国交省の「ガイドライン」を守らない積和不動産

 東日本大震災で、宮城県が民間賃貸住宅を借り上げ、被災者に提供しました。仙台市では約8000世帯が避難生活を送り、現在もプレハブ仮設を含め6003世帯が残っています。宮城県と貸主、借主の3者が[定期建物賃貸借契約書」を取り交わしています。契約書に、「明け渡し及び明け渡し時の補修費用」について、「貸主は、県、及び借主の故意又は過失による損壊に対する修繕費用を除き、県及び借主に対し、現状回復に要する費用の請求は行わない」と明記しています。
 ところが、私が相談を受けた方は、民間賃貸住宅(みなし仮設)を退去する際に、建物を管理している積和不動産株式会社から、部屋のフスマ、タタミ、クロスをすべて張り替えるなど、全面改修費用26万8155円を請求されました。実際は宮城県が退去する際の修繕費用として出した家賃の2か月分9万6000円を際引いた金額17万2155円を請求されました。
 普通の使用であれば、借主負担はないというのが3者契約の内容なので、これはおかしいということで、県の担当部署に横田県議と一緒に交渉したり、県と入居者、積和不動産の担当者と話し合いを続けてきましたが、らちがあきませんでした。先日、県議団が県の担当部署にお願いして積和不動産を呼んでもらい、入居者本人も同席して話し合いを行いました。この間のやりとりで、当初の請求額17万2155円から、経年変化分を差し引いて8万5847円になりました。さらに、請求の明細で請求の根拠がない分を引いて、5万8516円になりました。これは、私たちの交渉の結果ですが。
 問題は、積和不動産が経年変化分をまったくみないで請求し、被災者に「ふっかけてきた」ことです。当事者同士の話し合いの席で私が「退去時の修繕費について、国交省が「現状回復をめぐるトラブルとガイドライン」を策定しているが、これに添って今回のような請求をしたのか」と問いただしたら、積和不動産の担当者は「うちの企業は国交省のガイドラインは採用しておりません」と答えました。これには唖然としました。「なぜ、ガイドラインを守らないのか」と聞いたら、「あくまでも、ガイドラインなので守らなくていい。法律になれば守るが」という旨の話をしました。不動産業を生業にしている大手不動産会社の言うことなのかと耳を疑いました。もっと驚いたのは、そばにいた県の担当者が、このことについて、一言も物を言わなかったことです。
 私が国交省住宅局総合整備課の担当者に直接問い合わせました。担当者の方は「民法に現状回復に関する規定が設けられている。ガイドラインは民法に基づいて作成しているもの」また、「修繕費は家賃の中に含めているのが、通常である」と述べていました。
 6月24日の市議会総務財政委委員会で、この問題を取り上げ質問しました。「仙台市は契約の当事者ではないが、市民がこのような被害に遭っている。宮城県に対し、厳しく指導するよう求めるべきだ」と。市の担当者は「県に対し、要請していきたい」と答弁しました。
 私の質問の後に、鈴木繁雄議員が手を挙げ質問しました。「積和不動産は経年変化分を大家に請求している問題の企業である」という発言をしました。
被災者に対し、「支払わなければ、裁判に訴える」などと言っておどし、被災者を食い物にする企業は許せません。企業としての社会的責任をどう考えているのでしょうか。

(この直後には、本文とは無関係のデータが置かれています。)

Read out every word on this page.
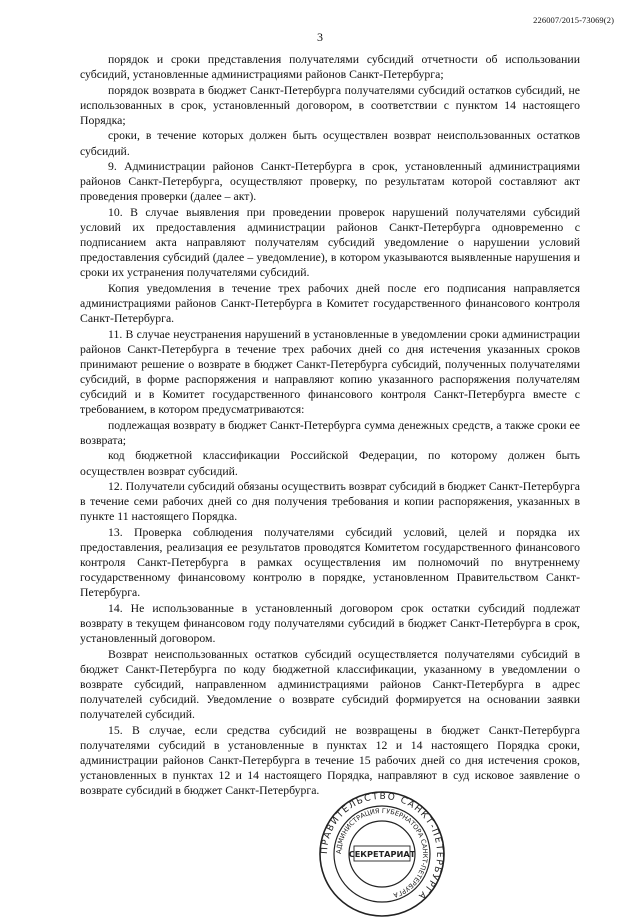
226007/2015-73069(2)
3

порядок и сроки представления получателями субсидий отчетности об использовании субсидий, установленные администрациями районов Санкт-Петербурга;

порядок возврата в бюджет Санкт-Петербурга получателями субсидий остатков субсидий, не использованных в срок, установленный договором, в соответствии с пунктом 14 настоящего Порядка;

сроки, в течение которых должен быть осуществлен возврат неиспользованных остатков субсидий.

9. Администрации районов Санкт-Петербурга в срок, установленный администрациями районов Санкт-Петербурга, осуществляют проверку, по результатам которой составляют акт проведения проверки (далее – акт).

10. В случае выявления при проведении проверок нарушений получателями субсидий условий их предоставления администрации районов Санкт-Петербурга одновременно с подписанием акта направляют получателям субсидий уведомление о нарушении условий предоставления субсидий (далее – уведомление), в котором указываются выявленные нарушения и сроки их устранения получателями субсидий.

Копия уведомления в течение трех рабочих дней после его подписания направляется администрациями районов Санкт-Петербурга в Комитет государственного финансового контроля Санкт-Петербурга.

11. В случае неустранения нарушений в установленные в уведомлении сроки администрации районов Санкт-Петербурга в течение трех рабочих дней со дня истечения указанных сроков принимают решение о возврате в бюджет Санкт-Петербурга субсидий, полученных получателями субсидий, в форме распоряжения и направляют копию указанного распоряжения получателям субсидий и в Комитет государственного финансового контроля Санкт-Петербурга вместе с требованием, в котором предусматриваются:

подлежащая возврату в бюджет Санкт-Петербурга сумма денежных средств, а также сроки ее возврата;

код бюджетной классификации Российской Федерации, по которому должен быть осуществлен возврат субсидий.

12. Получатели субсидий обязаны осуществить возврат субсидий в бюджет Санкт-Петербурга в течение семи рабочих дней со дня получения требования и копии распоряжения, указанных в пункте 11 настоящего Порядка.

13. Проверка соблюдения получателями субсидий условий, целей и порядка их предоставления, реализация ее результатов проводятся Комитетом государственного финансового контроля Санкт-Петербурга в рамках осуществления им полномочий по внутреннему государственному финансовому контролю в порядке, установленном Правительством Санкт-Петербурга.

14. Не использованные в установленный договором срок остатки субсидий подлежат возврату в текущем финансовом году получателями субсидий в бюджет Санкт-Петербурга в срок, установленный договором.

Возврат неиспользованных остатков субсидий осуществляется получателями субсидий в бюджет Санкт-Петербурга по коду бюджетной классификации, указанному в уведомлении о возврате субсидий, направленном администрациями районов Санкт-Петербурга в адрес получателей субсидий. Уведомление о возврате субсидий формируется на основании заявки получателей субсидий.

15. В случае, если средства субсидий не возвращены в бюджет Санкт-Петербурга получателями субсидий в установленные в пунктах 12 и 14 настоящего Порядка сроки, администрации районов Санкт-Петербурга в течение 15 рабочих дней со дня истечения сроков, установленных в пунктах 12 и 14 настоящего Порядка, направляют в суд исковое заявление о возврате субсидий в бюджет Санкт-Петербурга.

ПРАВИТЕЛЬСТВО САНКТ-ПЕТЕРБУРГА
АДМИНИСТРАЦИЯ ГУБЕРНАТОРА САНКТ-ПЕТЕРБУРГА
СЕКРЕТАРИАТ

1 thought on “国交省の「ガイドライン」を守らない積和不動産

  1. 匿名さん

    被災者を食い物にする企業は許せないのは大賛成です。私は不動産業界事態にガッカリしています。金の亡者になり素人相手を食い物にしてるようにしか思えない、ガイドラインを守らない不動産業者は沢山あるみたいですね。こんな例もあります、2011年に迷惑勧誘電話の強化規制が強化されました。それに伴い勧誘電話する業者が団結し協会を作り強引な迷惑勧誘電話しないガイドライン制定。これで迷惑電話が減ると期待したが迷惑勧誘電話が一向に減ってない状況です。{ガイドライン守らてない}しかも団体の代表会社が守れてない、まるで迷惑勧誘電話反対するために協会を作ってるように思える。これでは不動産業界は信用出来ません、もっと厳しい規制が必要だと感じます。代表会社は東証一部企業です、自分達が作ったガイドラインも守れない会社は信用度が低いので東証一部に上場出来なくして欲しいですね。